Each chemical base is a building block of a protein. The ORDER of these building blocks, which are known by the letters A, T, C, and G, in the human genome encodes the biological instructions that tell each of our cells what to do and when to do it. You may think of the order of the letters as forming words and sentences, hence, a language.  

Scientists achieved SEQUENCING of these building blocks—i.e., they determined the order of A, T, C, and G in the genome—in 2003, hence the explosion in genomic research in the past 10-plus years. (See chromosomes and genes, below.)


Where is DNA found in human cells?

The chemical blueprint for human life resides within DNA that is packaged into chromosomes found within the nucleus of EACH of our trillions of cells. DNA in cell nuclei is called nuclear DNA. Some DNA is also found in cell mitochondria, which are structures that convert energy from food into a form that the cell can use. Hundreds to thousands of mitochondria are located in the fluid (cytoplasm) that surrounds every cell nucleus. DNA within them is known as mitochondrial DNA or mtDNA.  

What are chromosomes?

Chromosomes are thread-like structures made up of DNA that is tightly coiled many times around proteins. Chromosomes are not visible under a microscope except when cells are dividing. As you no doubt are aware, the typical human cell contains 23 pairs of chromosomes, with one set of 23 coming from each of our parents. Hence, we have 46 chromosomes in each cell. Each set of 23 chromosomes, which is essentially one copy of the human genome, contains 3 billion letters or ordered repetitions of A, T, C, and G. More than 99 percent of these 3 billion letters are the same in all people. This similarity enabled sequencing.

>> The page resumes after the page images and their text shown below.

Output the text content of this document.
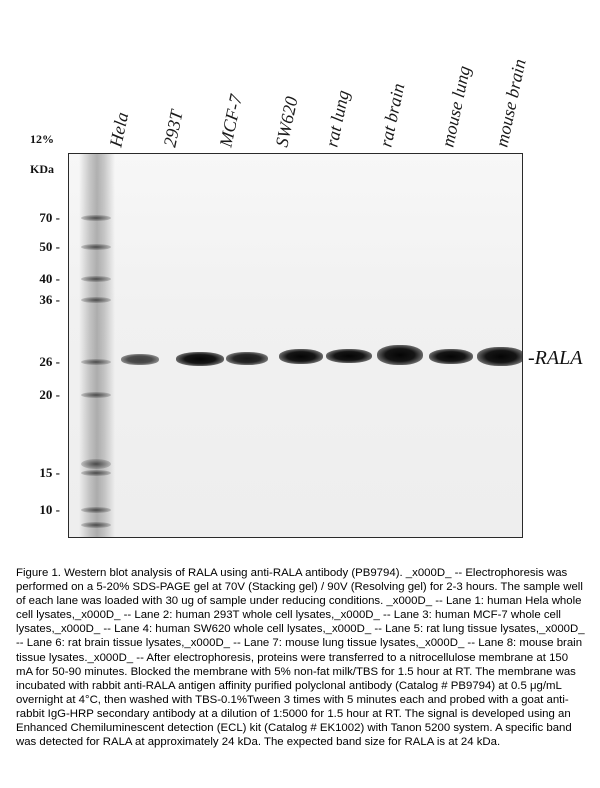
Hela 293T MCF-7 SW620 rat lung rat brain mouse lung mouse brain
12%
KDa
70 -
50 -
40 -
36 -
26 -
20 -
15 -
10 -
-RALA
Figure 1. Western blot analysis of RALA using anti-RALA antibody (PB9794). _x000D_ -- Electrophoresis was performed on a 5-20% SDS-PAGE gel at 70V (Stacking gel) / 90V (Resolving gel) for 2-3 hours. The sample well of each lane was loaded with 30 ug of sample under reducing conditions. _x000D_ -- Lane 1: human Hela whole cell lysates,_x000D_ -- Lane 2: human 293T whole cell lysates,_x000D_ -- Lane 3: human MCF-7 whole cell lysates,_x000D_ -- Lane 4: human SW620 whole cell lysates,_x000D_ -- Lane 5: rat lung tissue lysates,_x000D_ -- Lane 6: rat brain tissue lysates,_x000D_ -- Lane 7: mouse lung tissue lysates,_x000D_ -- Lane 8: mouse brain tissue lysates._x000D_ -- After electrophoresis, proteins were transferred to a nitrocellulose membrane at 150 mA for 50-90 minutes. Blocked the membrane with 5% non-fat milk/TBS for 1.5 hour at RT. The membrane was incubated with rabbit anti-RALA antigen affinity purified polyclonal antibody (Catalog # PB9794) at 0.5 μg/mL overnight at 4°C, then washed with TBS-0.1%Tween 3 times with 5 minutes each and probed with a goat anti-rabbit IgG-HRP secondary antibody at a dilution of 1:5000 for 1.5 hour at RT. The signal is developed using an Enhanced Chemiluminescent detection (ECL) kit (Catalog # EK1002) with Tanon 5200 system. A specific band was detected for RALA at approximately 24 kDa. The expected band size for RALA is at 24 kDa.
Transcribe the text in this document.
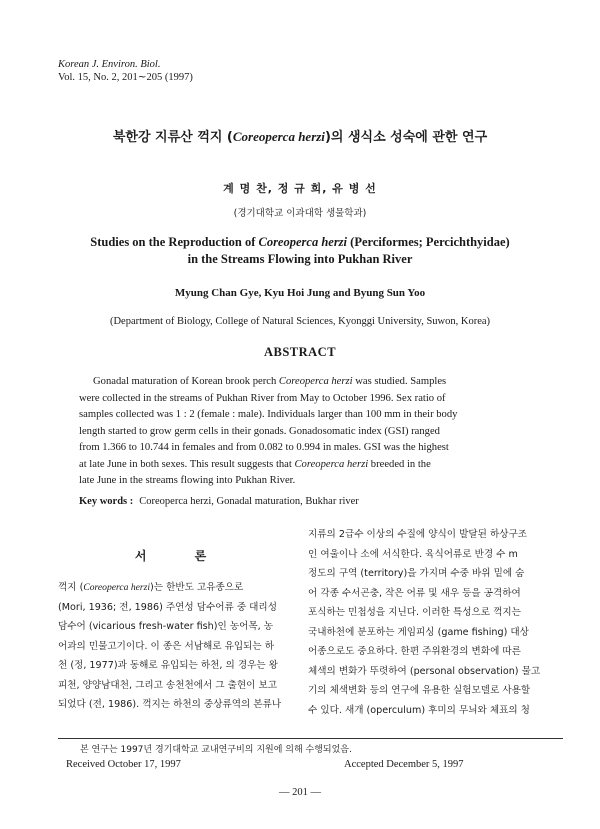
Korean J. Environ. Biol.
Vol. 15, No. 2, 201∼205 (1997)
북한강 지류산 꺽지 (Coreoperca herzi)의 생식소 성숙에 관한 연구
계 명 찬, 정 규 희, 유 병 선
(경기대학교 이과대학 생물학과)
Studies on the Reproduction of Coreoperca herzi (Perciformes; Percichthyidae)
in the Streams Flowing into Pukhan River
Myung Chan Gye, Kyu Hoi Jung and Byung Sun Yoo
(Department of Biology, College of Natural Sciences, Kyonggi University, Suwon, Korea)
ABSTRACT
Gonadal maturation of Korean brook perch Coreoperca herzi was studied. Samples
were collected in the streams of Pukhan River from May to October 1996. Sex ratio of
samples collected was 1 : 2 (female : male). Individuals larger than 100 mm in their body
length started to grow germ cells in their gonads. Gonadosomatic index (GSI) ranged
from 1.366 to 10.744 in females and from 0.082 to 0.994 in males. GSI was the highest
at late June in both sexes. This result suggests that Coreoperca herzi breeded in the
late June in the streams flowing into Pukhan River.
Key words : Coreoperca herzi, Gonadal maturation, Bukhar river
서 론
꺽지 (Coreoperca herzi)는 한반도 고유종으로
(Mori, 1936; 전, 1986) 주연성 담수어류 중 대리성
담수어 (vicarious fresh-water fish)인 농어목, 농
어과의 민물고기이다. 이 종은 서남해로 유입되는 하
천 (정, 1977)과 동해로 유입되는 하천, 의 경우는 왕
피천, 양양남대천, 그리고 송천천에서 그 출현이 보고
되었다 (전, 1986). 꺽지는 하천의 중상류역의 본류나
지류의 2급수 이상의 수질에 양식이 발달된 하상구조
인 여울이나 소에 서식한다. 육식어류로 반경 수 m
정도의 구역 (territory)을 가지며 수중 바위 밑에 숨
어 각종 수서곤충, 작은 어류 및 새우 등을 공격하여
포식하는 민첩성을 지닌다. 이러한 특성으로 꺽지는
국내하천에 분포하는 게임피싱 (game fishing) 대상
어종으로도 중요하다. 한편 주위환경의 변화에 따른
체색의 변화가 뚜렷하여 (personal observation) 물고
기의 체색변화 등의 연구에 유용한 실험모델로 사용할
수 있다. 새개 (operculum) 후미의 무늬와 체표의 청
본 연구는 1997년 경기대학교 교내연구비의 지원에 의해 수행되었음.
Received October 17, 1997	Accepted December 5, 1997
— 201 —
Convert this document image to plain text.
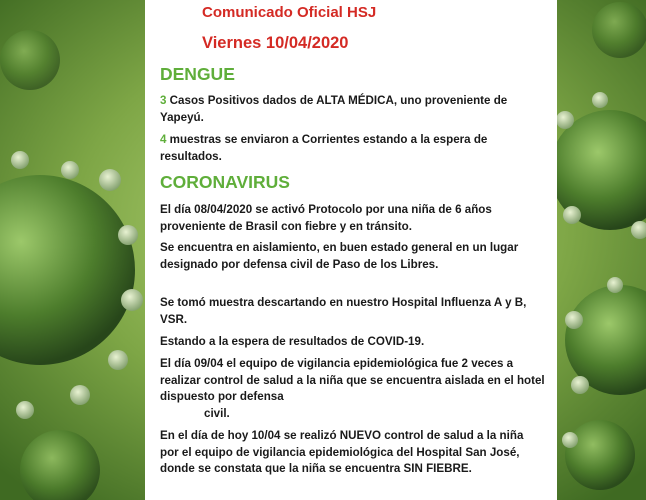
Comunicado Oficial HSJ
Viernes 10/04/2020
DENGUE
3 Casos Positivos dados de ALTA MÉDICA, uno proveniente de Yapeyú.
4 muestras se enviaron a Corrientes estando a la espera de resultados.
CORONAVIRUS
El día 08/04/2020 se activó Protocolo por una niña de 6 años proveniente de Brasil con fiebre y en tránsito.
Se encuentra en aislamiento, en buen estado general en un lugar designado por defensa civil de Paso de los Libres.
Se tomó muestra descartando en nuestro Hospital Influenza A y B, VSR.
Estando a la espera de resultados de COVID-19.
El día 09/04 el equipo de vigilancia epidemiológica fue 2 veces a realizar control de salud a la niña que se encuentra aislada en el hotel dispuesto por defensa
civil.
En el día de hoy 10/04 se realizó NUEVO control de salud a la niña por el equipo de vigilancia epidemiológica del Hospital San José, donde se constata que la niña se encuentra SIN FIEBRE.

“Words” consisting of three of the four lettered chemicals form 20,000+ sentences, each of which is a gene.

What is a gene?

A gene is a functional unit (i.e., sentence) of information in the genome, varying in size from a few hundred DNA bases to 2 million bases. Each gene provides instructions for a protein molecule. Although sequencing of the human genome was achieved nearly 14 years ago, there is still much about genes that scientists do not know.

Human beings have about 22,000 genes, roughly the same number as mice have, according to Dr. Lawrence C. Brody of the National Human Genome Research Institute (NHGRI) at the National Institutes of Health in Bethesda, Md. Genes are “punctuated along the genome,” Brody explained in a lecture I attended at the Smithsonian last year, and interact with each other.

We have two copies of each gene because we inherit a set of 22,000 genes from each of our parents. Most genes are the same in all people, but a small number—less than 1 percent of the total—are slightly different among people. Faulty genes can cause cancer and other diseases. Thus far, according to Brody, 5,000 diseases caused by changes (mutations) in DNA have been identified.

How much of the human genome consists of genes?

Genes take up 1 to 2 percent of the genome.



DNA ≠ just genes

Genome ≠ only genes

Genomics ≠ genetics

“Genomics,” Brody explained, “refers to the study of the entire genome of an organism whereas genetics refers to the study of a particular gene.” He further defined genetics as “the study of inherited characteristics.”

For an elaboration on this DNA primer, see the National Library of Medicine (NLM) at https://ghr.nlm.nih.gov/primer/basics/dna.


I find it amazing and fascinating that 99.9 percent of one person’s genome is identical to any other person’s. In fact, a human being’s genome is 85 percent identical to that of a mouse!

According to literature from the National Genome Research Institute, when the order of letters, or sequences of adenine, thymine, guanine, and cytosine, of any two people’s genomes are compared, they reveal a different letter roughly once every thousand positions.  

Medicine is steadfastly moving toward an approach to disease treatment and prevention that, according to the NIH, “seeks to maximize effectiveness by taking into account individual variability in genes, environment, and lifestyle.”

As we start off 2017, after a year that could be described as very turbulent—certainly U.S. politics and international conflicts were—I think it’s wise to keep in mind our similarities. On a molecular basis, we have an awful lot in common. Appearances are deceiving.

I wish you all a healthy, productive, and enlightening new year.